TUMBAL PERAWAN Part 3

18.8K 279 2
                                    

Kedua kakiku benar-benar tak bisa digerakkan. Kucoba berteriak. Namun, lagi-lagi suaraku tak keluar. Sekuat apapun berteriak, tetap saja tak terdengar.

Peluh bercucuran. Seluruh tubuh gemetar tak keruan. Bayi melayang itu semakin dekat, lebih dekat, sangat dekat. Dan ... hap! Tubuh kecil itu menubruk wajahku dengan keras! Kedua tangannya mencengkeram kuat bagian belakang kepalaku. Aku tak bisa bernapas. Dengan sekuat tenaga mencoba melepasnya, tapi tetap tak bisa. Bayi itu seperti melekat, dan kuku-kukunya seolah tertancap di kepala ini. Nyeri dan perih luar biasa.

Meski badan menggeliat dan tangan mencoba melepas, tapi bayi itu benar-benar tak bisa lepas. Kepalaku mulai berdenyut hebat. Lalu detik kemudian semuanya gelap.

Aku tersentak ketika tiba-tiba terasa ada yang menepuk-nepuk bahuku.

"Mas! Bangun, Mas!"

Seketika aku terbangun. Saat mata terbuka, terlihat Retno berdiri di samping ranjang tempatku berbaring.

Aku langsung duduk dengan napas masih tersengal. Jantung masih berdenyut tak beraturan.

Menatap ke sekeliling, ternyata aku berada di ranjang. Tak sedang berdiri di depan lemari. Ada apa ini? Apa aku bermimpi tadi? Tapi kenapa rasanya seperti sangat nyata?
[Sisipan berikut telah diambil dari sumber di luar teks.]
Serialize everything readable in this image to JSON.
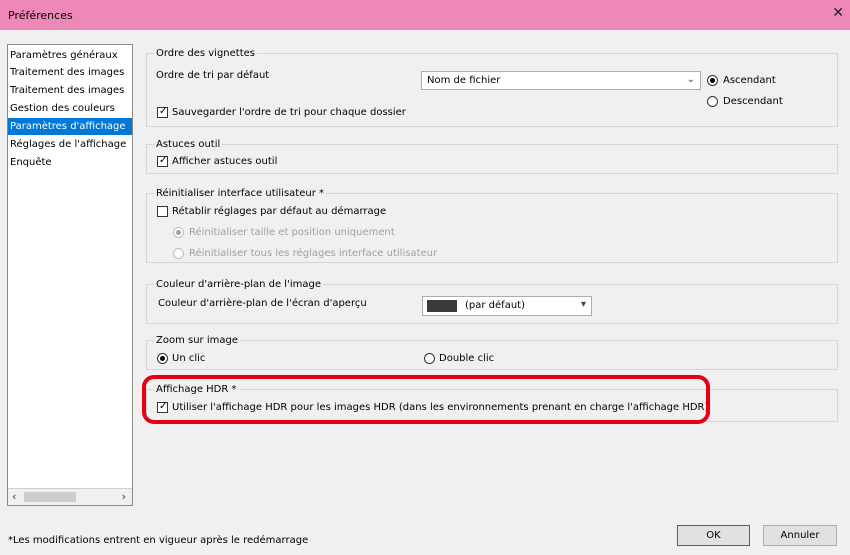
{
  "window": {
    "title": "Préférences",
    "close_glyph": "✕"
  },
  "sidebar": {
    "items": [
      {
        "label": "Paramètres généraux"
      },
      {
        "label": "Traitement des images"
      },
      {
        "label": "Traitement des images"
      },
      {
        "label": "Gestion des couleurs"
      },
      {
        "label": "Paramètres d'affichage"
      },
      {
        "label": "Réglages de l'affichage"
      },
      {
        "label": "Enquête"
      }
    ],
    "selected_index": 4,
    "scroll_left": "‹",
    "scroll_right": "›"
  },
  "thumbnail_order": {
    "legend": "Ordre des vignettes",
    "sort_label": "Ordre de tri par défaut",
    "sort_value": "Nom de fichier",
    "ascending": "Ascendant",
    "descending": "Descendant",
    "ascending_selected": true,
    "save_per_folder": "Sauvegarder l'ordre de tri pour chaque dossier",
    "save_per_folder_checked": true
  },
  "tooltips": {
    "legend": "Astuces outil",
    "show_tooltips": "Afficher astuces outil",
    "show_tooltips_checked": true
  },
  "reset_ui": {
    "legend": "Réinitialiser interface utilisateur *",
    "restore_defaults": "Rétablir réglages par défaut au démarrage",
    "restore_defaults_checked": false,
    "option_size_only": "Réinitialiser taille et position uniquement",
    "option_all": "Réinitialiser tous les réglages interface utilisateur"
  },
  "background": {
    "legend": "Couleur d'arrière-plan de l'image",
    "preview_label": "Couleur d'arrière-plan de l'écran d'aperçu",
    "value": "(par défaut)",
    "swatch_color": "#3a3a3a"
  },
  "zoom": {
    "legend": "Zoom sur image",
    "single_click": "Un clic",
    "double_click": "Double clic",
    "single_selected": true
  },
  "hdr": {
    "legend": "Affichage HDR *",
    "use_hdr": "Utiliser l'affichage HDR pour les images HDR (dans les environnements prenant en charge l'affichage HDR)",
    "use_hdr_checked": true,
    "highlight_color": "#e60012"
  },
  "footer": {
    "note": "*Les modifications entrent en vigueur après le redémarrage",
    "ok": "OK",
    "cancel": "Annuler"
  },
  "icons": {
    "check": "✓",
    "dropdown": "⌄",
    "dropdown_small": "▾"
  }
}
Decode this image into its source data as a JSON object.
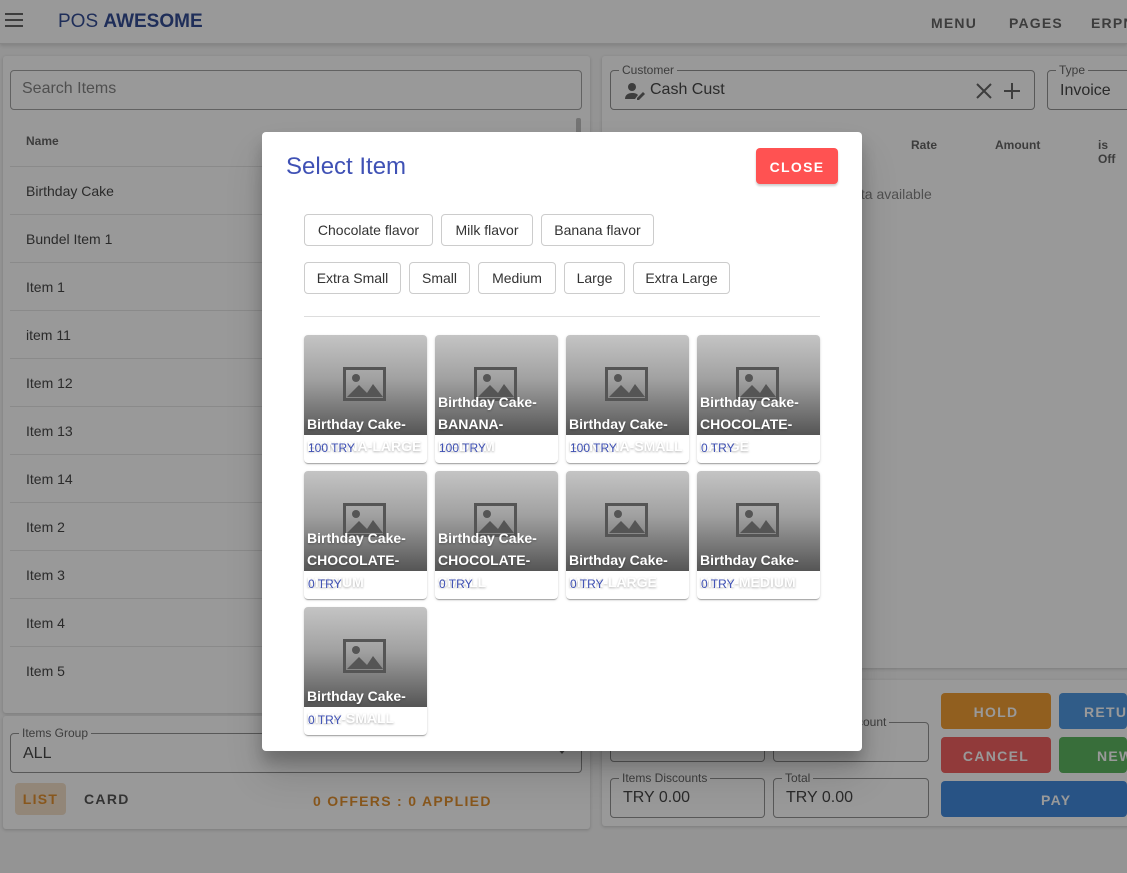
{
  "app": {
    "title_prefix": "POS ",
    "title_bold": "AWESOME"
  },
  "topnav": [
    "MENU",
    "PAGES",
    "ERPN"
  ],
  "items_panel": {
    "search_placeholder": "Search Items",
    "column_name": "Name",
    "rows": [
      "Birthday Cake",
      "Bundel Item 1",
      "Item 1",
      "item 11",
      "Item 12",
      "Item 13",
      "Item 14",
      "Item 2",
      "Item 3",
      "Item 4",
      "Item 5"
    ],
    "items_group_label": "Items Group",
    "items_group_value": "ALL",
    "list_label": "LIST",
    "card_label": "CARD",
    "offers_text": "0 OFFERS : 0 APPLIED"
  },
  "invoice_panel": {
    "customer_label": "Customer",
    "customer_value": "Cash Cust",
    "type_label": "Type",
    "type_value": "Invoice",
    "columns": [
      "Rate",
      "Amount",
      "is Off"
    ],
    "no_data": "lata available",
    "discount_label_partial": "count",
    "items_discounts_label": "Items Discounts",
    "items_discounts_value": "TRY 0.00",
    "total_label": "Total",
    "total_value": "TRY 0.00",
    "buttons": {
      "hold": "HOLD",
      "return": "RETU",
      "cancel": "CANCEL",
      "new": "NEW",
      "pay": "PAY"
    }
  },
  "dialog": {
    "title": "Select Item",
    "close_label": "CLOSE",
    "flavors": [
      "Chocolate flavor",
      "Milk flavor",
      "Banana flavor"
    ],
    "sizes": [
      "Extra Small",
      "Small",
      "Medium",
      "Large",
      "Extra Large"
    ],
    "items": [
      {
        "lines": [
          "Birthday Cake-",
          "BANANA-LARGE"
        ],
        "price": "100 TRY"
      },
      {
        "lines": [
          "Birthday Cake-",
          "BANANA-",
          "MEDIUM"
        ],
        "price": "100 TRY"
      },
      {
        "lines": [
          "Birthday Cake-",
          "BANANA-SMALL"
        ],
        "price": "100 TRY"
      },
      {
        "lines": [
          "Birthday Cake-",
          "CHOCOLATE-",
          "LARGE"
        ],
        "price": "0 TRY"
      },
      {
        "lines": [
          "Birthday Cake-",
          "CHOCOLATE-",
          "MEDIUM"
        ],
        "price": "0 TRY"
      },
      {
        "lines": [
          "Birthday Cake-",
          "CHOCOLATE-",
          "SMALL"
        ],
        "price": "0 TRY"
      },
      {
        "lines": [
          "Birthday Cake-",
          "MILK-LARGE"
        ],
        "price": "0 TRY"
      },
      {
        "lines": [
          "Birthday Cake-",
          "MILK-MEDIUM"
        ],
        "price": "0 TRY"
      },
      {
        "lines": [
          "Birthday Cake-",
          "MILK-SMALL"
        ],
        "price": "0 TRY"
      }
    ]
  },
  "colors": {
    "brand": "#1e3a8a",
    "accent": "#3f51b5",
    "close": "#ff5252",
    "hold": "#f0941f",
    "cancel": "#f05050",
    "return": "#3d8fe0",
    "new": "#4caf50",
    "pay": "#2f7fdb",
    "offers": "#e0861a"
  }
}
"Kenapa, Mas?" tanya Retno.

"Ng ... nganu, Dik. Ng ... aku mimpi buruk." Ya, mungkin tadi hanya mimpi.

"Makanya jangan tidur siang bolong begini!" omel Retno sembari menyalakan kipas angin stand fan di sudut kamar. Rasanya segar saat angin dari kipas menerpa tubuh yang kepanasan. Hah? Kenapa aku kepanasan sekarang sedang tadi begitu kedinginan sampai menggigil? Apakah aku benar-benar hanya bermimpi?

Teringat tentang bayi melayang, pandanganku lalu tertuju pada lemari tua di samping jendela. Terbersit di kepala untuk meminta Retno membukanya, memastikan apa yang ada di dalam.

"Dik, tolong ambilkan kaus di lemari. Bajuku basah kena keringat," pintaku dusta.

Tanpa menjawab, wanita berdaster panjang itu langsung melaksakan keinginanku.

Kreek!

Deg! Tak ada apapun keluar dari lemari. Isinya masih sama seperti biasanya, hanya tumpukan pakaian. Tak ada bayi atau apapun yang aneh lainnya.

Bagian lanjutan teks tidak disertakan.